Des immondices à la grace
A 17 ans, il survit dans la banlieue de Memphis, dans son Tennessee natal, à Germantown précisément, en vidant les déchets puants dans un camion-benne tout aussi répugnant. De cette merde, de ce terreau d’immondices naît et croit son aspiration spirituelle, son désir de chanter autant la ferveur que le déchirement. La Soul music ? Il dira, goguenard, à la fin de sa vie : “Ça reste du gospel cette soul music. Dieu a été remplacé par Baby”.
Un groupe vocal local de gospel, dont le chanteur répugne à partir sur la route pour des tournées, l’approche, The Sunset Travelers. The Sunset Travelers est né dans les rues de Memphis. Grover Blake, bariton du groupe, témoignage de la fascination de Wright pour Sam Cooke et l’encouragea plutôt à suivre la voie de l’exubérance du Révérend Morgan Babb, afin de ne pas rester émule du divin Cooke.

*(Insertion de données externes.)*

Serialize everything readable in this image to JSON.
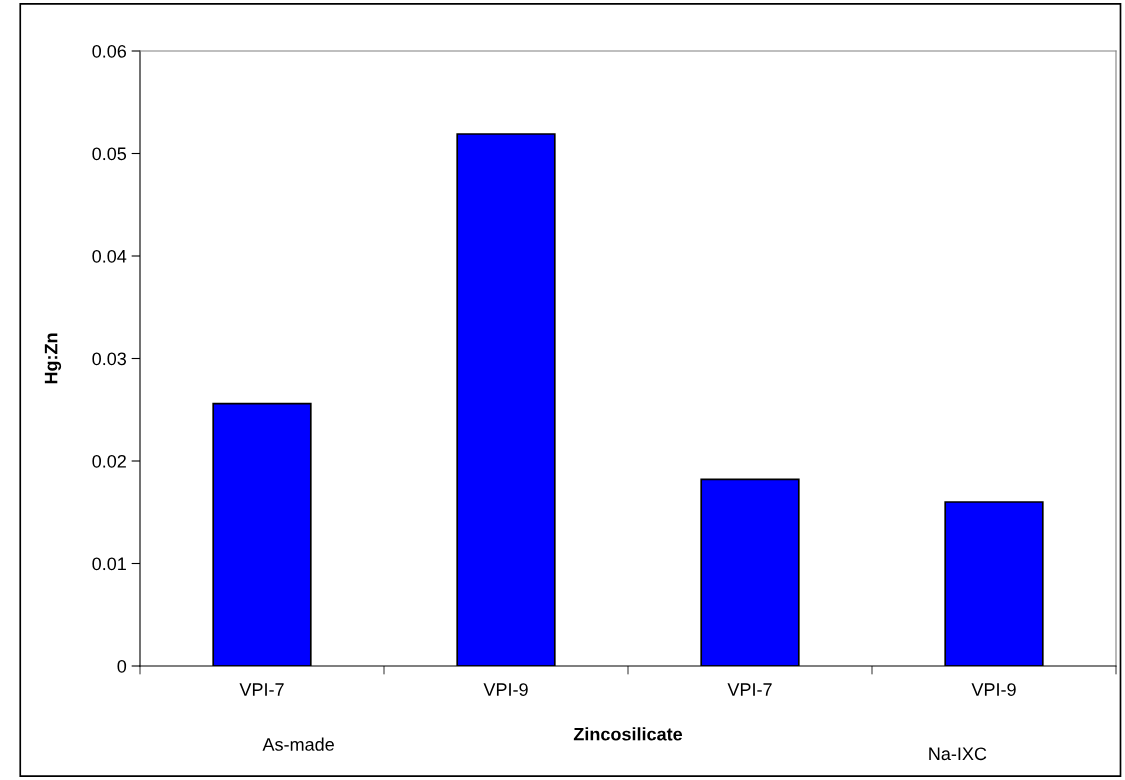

Roosevelt Jamison, compositeur local, approche Goldwax (des voisins connus, notamment via Richard Sanders, partenaire de l’affaire) et Stax. Il parvient à faire enregistrer à O. V. une démo sous forme de 45 tours : That’s How Strong my Love is.
Un titre proposé également à Steve Cropper, le légendaire guitariste et producteur de Stax, partenaire d’écriture d’Otis Redding. Il n’est pas surprenant que Stax publie une reprise longue par Otis dès l’année suivante. C’est dire si O. V. n’est pas déjà dans l’ombre des plus ambitieux…
Goldwax subit alors les déboire de Vee-Jay, qui le distribue. Un changement de label s’impose alors.
Dès 1965, Willie Mitchell le produit pour le label Back Beat : cette aventure se conclut par le goûteux Eight Men and Four Women, album paru en 1967. O. V. Wright soutenait que Willie Mitchell prenait soin de lui parce qu’il le connaissait depuis son enfance.
Malheureusement, la direction artistique subira les conséquences d’un rachat de BackBeat par le conglomérat angeleno ABC/Dunhill au début des années 1970, qui après scission devient ABC.
Les années Hi
Willie Mitchell, le talentueux producteur à qui l’on doit les opus légendaires des deux fleurons de Hi, à savoir Al Green et Ann Peebles, prend O. V. sous son aile de producteur et le signe sous Hi Records en 1976. Mais l’ère est aux succès disco, et les productions de Mitchell s’en accomodent. Ce ne sont pas ces rythmes trop excités qui sont les plus seyants à la voix gospel d’O. V., habituée aux tempos lents ou moyens.
Dans l’année qui suit, O.V. s’enfonce un peu plus dans l’héroïne et l’alcool. Vers 1978, il écope d’une peine de prison pour détention de stupéfiants.
Cela ne l’empêche pas de s’aventurer pour une ultime tournée au Japon en 1979, dont témoignent de rares images vidéo (actuellement visibles sur YouTube).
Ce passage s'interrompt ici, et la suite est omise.